RNA for RNA-Seq was extracted as above. All library construction and initial analysis of differential expression were done by GENEWIZ (NJ, USA). Library construction included DNase treatment (TURBO DNase, ThermoFisher Scientific) and rDNA depletion (QIAseq FastSelect, Qiagen) followed by RNA fragmentation and random priming. cDNA synthesis (NEBNext Ultra II, New England Biolabs) was followed by end repair, 5′ phosphorylation, and dA-tailing. Libraries were sequenced on a partial lane of Illumina HiSeq 4000 with 150 bp paired-end sequencing. Quality of sequence data was assessed using FastQC. All reads were quality filtered and trimmed using Trimmomatic version 0.36 with default settings (40). Reads were mapped to Staphylococcus aureus subsp. aureus USA300_FPR3757 genome using Bowtie2 version 2.2.6 (41), and hit count for individual genes was generated using the featurecounts command in the Rsubread package version 1.5.2 (42). Genes with fewer than 10 reads were dropped from the analysis for differential expression. Differential expression for each gene was assessed using Wald tests implemented in DESeq2 (43). Genes with an adjusted P value of <0.05 and absolute log₂(FC) of >1 were categorized as differentially expressed genes.

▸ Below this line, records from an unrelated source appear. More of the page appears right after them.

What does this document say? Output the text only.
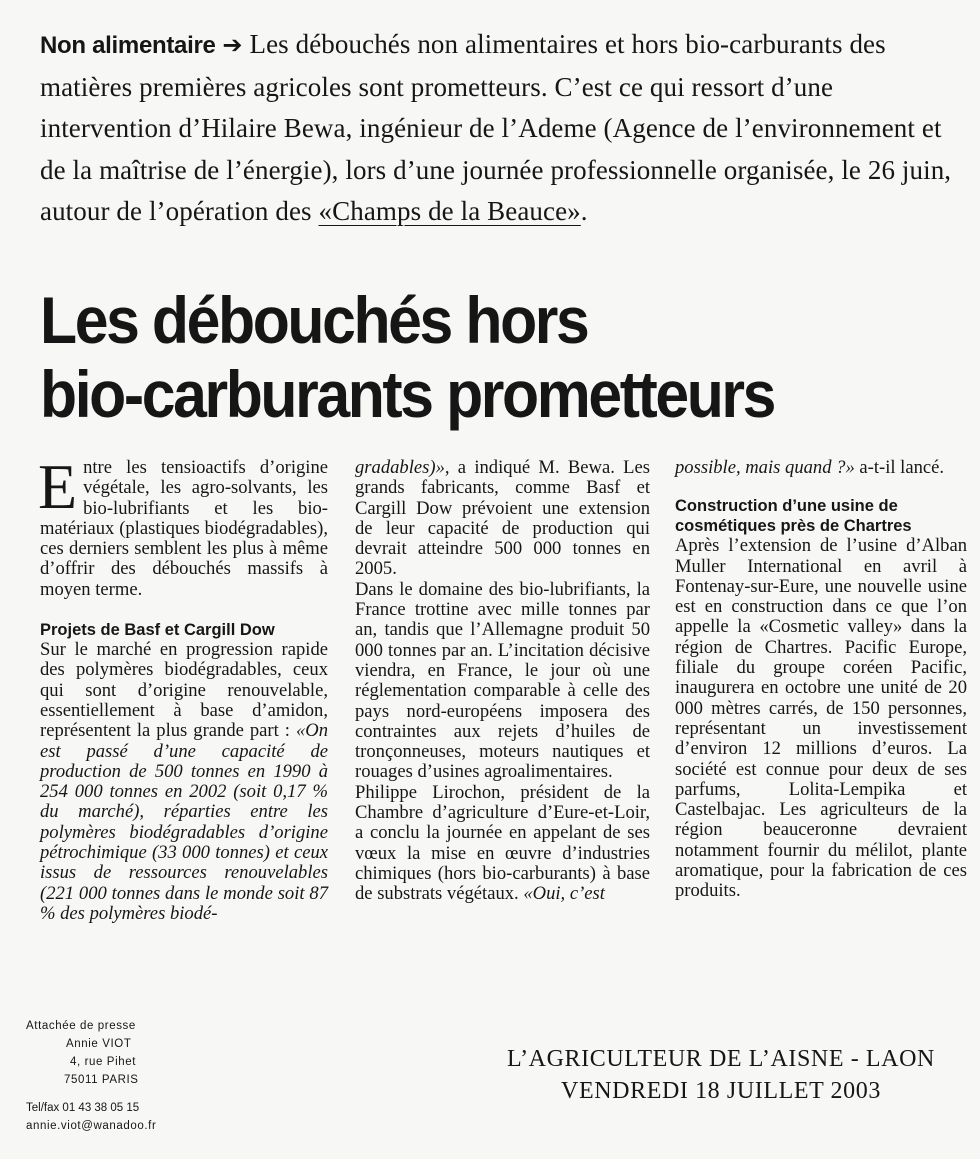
Non alimentaire ➔ Les débouchés non alimentaires et hors bio-carburants des matières premières agricoles sont prometteurs. C’est ce qui ressort d’une intervention d’Hilaire Bewa, ingénieur de l’Ademe (Agence de l’environnement et de la maîtrise de l’énergie), lors d’une journée professionnelle organisée, le 26 juin, autour de l’opération des «Champs de la Beauce».
Les débouchés hors
bio-carburants prometteurs

Entre les tensioactifs d’origine végétale, les agro-solvants, les bio-lubrifiants et les bio-matériaux (plastiques biodégradables), ces derniers semblent les plus à même d’offrir des débouchés massifs à moyen terme.

Projets de Basf et Cargill Dow

Sur le marché en progression rapide des polymères biodégradables, ceux qui sont d’origine renouvelable, essentiellement à base d’amidon, représentent la plus grande part : «On est passé d’une capacité de production de 500 tonnes en 1990 à 254 000 tonnes en 2002 (soit 0,17 % du marché), réparties entre les polymères biodégradables d’origine pétrochimique (33 000 tonnes) et ceux issus de ressources renouvelables (221 000 tonnes dans le monde soit 87 % des polymères biodé-

gradables)», a indiqué M. Bewa. Les grands fabricants, comme Basf et Cargill Dow prévoient une extension de leur capacité de production qui devrait atteindre 500 000 tonnes en 2005.

Dans le domaine des bio-lubrifiants, la France trottine avec mille tonnes par an, tandis que l’Allemagne produit 50 000 tonnes par an. L’incitation décisive viendra, en France, le jour où une réglementation comparable à celle des pays nord-européens imposera des contraintes aux rejets d’huiles de tronçonneuses, moteurs nautiques et rouages d’usines agroalimentaires.

Philippe Lirochon, président de la Chambre d’agriculture d’Eure-et-Loir, a conclu la journée en appelant de ses vœux la mise en œuvre d’industries chimiques (hors bio-carburants) à base de substrats végétaux. «Oui, c’est

possible, mais quand ?» a-t-il lancé.

Construction d’une usine de cosmétiques près de Chartres

Après l’extension de l’usine d’Alban Muller International en avril à Fontenay-sur-Eure, une nouvelle usine est en construction dans ce que l’on appelle la «Cosmetic valley» dans la région de Chartres. Pacific Europe, filiale du groupe coréen Pacific, inaugurera en octobre une unité de 20 000 mètres carrés, de 150 personnes, représentant un investissement d’environ 12 millions d’euros. La société est connue pour deux de ses parfums, Lolita-Lempika et Castelbajac. Les agriculteurs de la région beauceronne devraient notamment fournir du mélilot, plante aromatique, pour la fabrication de ces produits.

Attachée de presse
Annie VIOT
4, rue Pihet
75011 PARIS
Tel/fax 01 43 38 05 15
annie.viot@wanadoo.fr
L’AGRICULTEUR DE L’AISNE - LAON
VENDREDI 18 JUILLET 2003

GO enrichment analyses were conducted using the goseq version 1.42.0 package in R (44). Gene ontology (GO) terms and gene lengths were extracted for each gene in the Staphylococcus aureus subsp. aureus USA300_FPR3757 from the UniProt website (45). We determined whether DEGs between treatments were significantly overrepresented within molecular function, biological process, and cellular component GO terms using a Wallenius approximation and accounting for gene length bias using a probability weight function. Because of the inherent difficulties with multiple testing and correcting for multiple testing in GO analyses, we simply consider any term with P of <0.01 statistically significant. KEGG pathway enrichment analyses were conducted using the KEGGREST Bioconductor package version 1.30.1 (46) and a custom script (available upon request). KEGGREST was used to download lists of pathways and genes within pathways from the KEGG website for Staphylococcus aureus subsp. aureus USA300_FPR3757 (organism code saa). We assessed whether DEGs are overrepresented in certain pathways by using a Wilcoxon rank-sum test to determine whether adjusted P values for differential expression of genes within a focal pathway are lower than the adjusted P values for differential expression of genes that are not within the pathway.

Data availability.

The raw Illumina reads have been deposited in NCBI’s BioProject database under accession number PRJNA715655.